David Bellingham: "DIE GRIECHEN. KULTUR UND MYTHEN" (2008)
"Im Übergang von der religiösen Welterfahrung zur rationalen Welterklärung spielt das antike Griechenland eine Hauptrolle. Hier wurden vor zweieinhalb
Jahrtausenden Mythen des Orients mit den Erinnerungen an die eigene heroische Geschichte in synkretistischer Weise verbunden und zu phantasievollen Epen gestaltet; hier wurde das Wissen der alten
Stromkulturen, wenn auch zögernd und unvollständig, aufgegriffen, mit eigenen aus der Erfahrung geschöpften Kenntnissen zusammengeführt und neu geordnet, schließlich wesentlich erweitert und
systematisiert.
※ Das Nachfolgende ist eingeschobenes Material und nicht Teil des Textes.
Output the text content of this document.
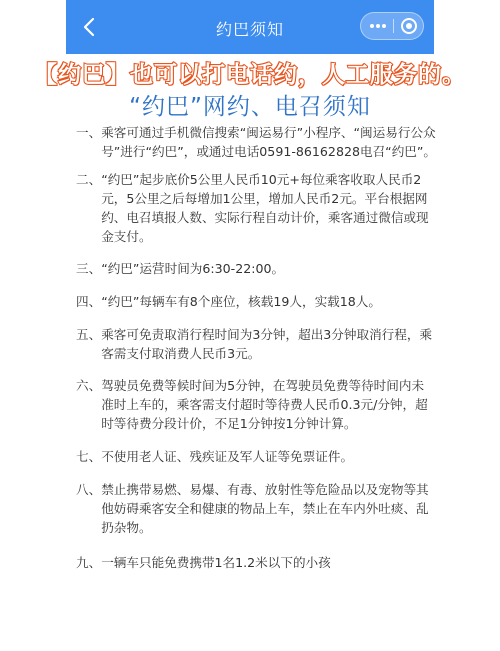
约巴须知
【约巴】也可以打电话约，人工服务的。
“约巴”网约、电召须知
一、 乘客可通过手机微信搜索“闽运易行”小程序、“闽运易行公众号”进行“约巴”，或通过电话0591-86162828电召“约巴”。
二、 “约巴”起步底价5公里人民币10元+每位乘客收取人民币2元，5公里之后每增加1公里，增加人民币2元。平台根据网约、电召填报人数、实际行程自动计价，乘客通过微信或现金支付。
三、 “约巴”运营时间为6:30-22:00。
四、 “约巴”每辆车有8个座位，核载19人，实载18人。
五、 乘客可免责取消行程时间为3分钟，超出3分钟取消行程，乘客需支付取消费人民币3元。
六、 驾驶员免费等候时间为5分钟，在驾驶员免费等待时间内未准时上车的，乘客需支付超时等待费人民币0.3元/分钟，超时等待费分段计价，不足1分钟按1分钟计算。
七、 不使用老人证、残疾证及军人证等免票证件。
八、 禁止携带易燃、易爆、有毒、放射性等危险品以及宠物等其他妨碍乘客安全和健康的物品上车，禁止在车内外吐痰、乱扔杂物。
九、 一辆车只能免费携带1名1.2米以下的小孩
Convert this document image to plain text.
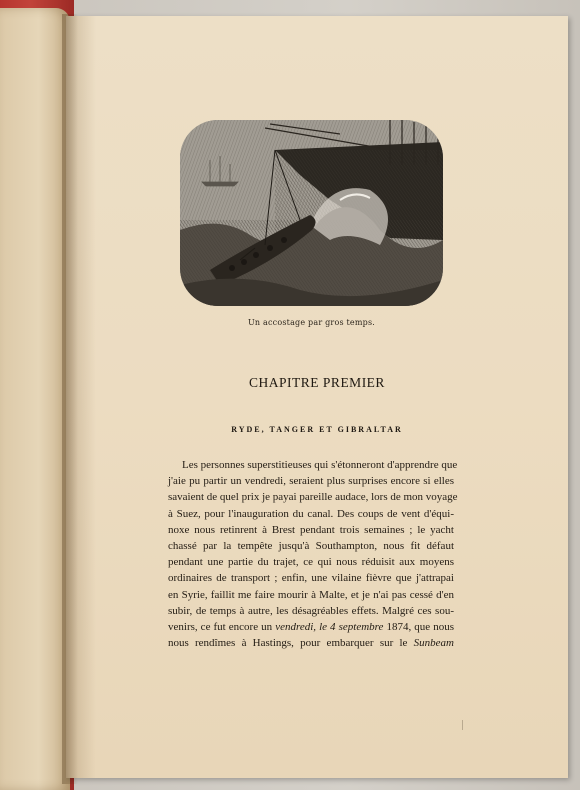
Un accostage par gros temps.
CHAPITRE PREMIER
RYDE, TANGER ET GIBRALTAR
Les personnes superstitieuses qui s'étonneront d'apprendre que
j'aie pu partir un vendredi, seraient plus surprises encore si elles
savaient de quel prix je payai pareille audace, lors de mon voyage
à Suez, pour l'inauguration du canal. Des coups de vent d'équi-
noxe nous retinrent à Brest pendant trois semaines ; le yacht
chassé par la tempête jusqu'à Southampton, nous fit défaut
pendant une partie du trajet, ce qui nous réduisit aux moyens
ordinaires de transport ; enfin, une vilaine fièvre que j'attrapai
en Syrie, faillit me faire mourir à Malte, et je n'ai pas cessé d'en
subir, de temps à autre, les désagréables effets. Malgré ces sou-
venirs, ce fut encore un vendredi, le 4 septembre 1874, que nous
nous rendîmes à Hastings, pour embarquer sur le Sunbeam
So gilt das antike Griechenland zurecht als die Geburtsstätte der geistigen Kultur Europas und damit auch der wissenschaftlichen Astronomie. Hier noch nicht losgelöst vom Denken
des Ganzen in der Philosophie, ist ihre Entwicklung als ein Prozeß zunehmender Rationalität über mehr als fünf Jahrhunderte zu verfolgen: in unterschiedlichen kosmogonischen Vorstellungen und
kosmologischen Entwürfen einzelner philosophischer Schulen, in den Beobachtungen und mathematischen Darstellungen der Phänomene am gestirnten Himmel. (...) In den kosmogonischen Mythen wird wohl
auch die Geschichte der kosmischen Gottheiten und der Göttergeschlechter erzählt, die Hauptfrage aber kreist um das Problem der Entstehung und der inneren Struktur der Welt. So spekuliert um 700
v. Chr. HESIOD in der 'Theogonia' über die Entstehung der Götter und der sichtbaren Welt; die Kosmogonie wird also als Theogonie erzählt. Darin heißt es [gemäß Schadewaldt,
1970]:
>>Aus Chaos, der klaffenden Leere, entstanden Erebos, die Finsternis, und die dunkle Nacht. Aus der Nacht entstanden Aither, der höchste Himmelsglanz, wie
auch Hemera, der Tag, nachdem Nacht und Finsternis sich in Liebe vereinigt hatten. Und nun gebar Gaia, die Erde, ihr selber gleich Uranos, den Himmel, damit dieser sie rings umhülle und damit er
für die unsterblichen Götter ein Wohnsitz sein sollte für immer.<<
In der Dichtung der Orphik, des Kreises der Anhänger des sagenumwobenen Sängers ORPHEUS, wird die Theogonie HESIODs teils ausgebaut, teils abgeändert. Nun ist es
Zeus aus dem Geschlecht des Uranos, der die Identität mit dem Universum bewirkt, indem er Phanes, die ganze bis dahin bestehende Schöpfung, verschlingt und aus sich selbst neu hervorbringt. Im
griechischen Epos, so auch bei HOMER, wird das Urbild des Kosmos sichtbar, wie es für das frühgriechische Denken charakteristisch ist: Die Erde wird als Scheibe angenommen, von einem
kreisförmigen Fluß, dem Okeanos, umspült. Darüber wölbt sich die feste Halbkugel des Himmels; die Welt unterhalb der Erde umfaßt Hades, das Reich der Toten, und darunter Tartaros, den leeren,
dunklen Abgrund. (...) Wenn auch das numinose Moment des Mythos im griechischen Epos zurückgedrängt wird, bleiben im vorsokratischen Denken bei aller Rationalität noch Motive aus überlieferten
Mythen lebendig [gemäß Rozanskij, 1984]:
1. Vorstellung eines ursprünglich amorphen Zustandes der Welt; hierher gehören auch orientalische Wasserkosmogonien;
2. Scheidung von Himmel und Erde, auch des männlichen und weiblichen Prinzips der Weltschöpfung, wie im Mythos von Gaia und Uranos;
3. Prinzip der Entwicklung zu einer höheren Ordnung, wie in der Theogonie die Inthronisierung eines obersten gerechten Gottes;
4. Periodizität von Schöpfung, Untergang und Wiedergeburt des Weltalls.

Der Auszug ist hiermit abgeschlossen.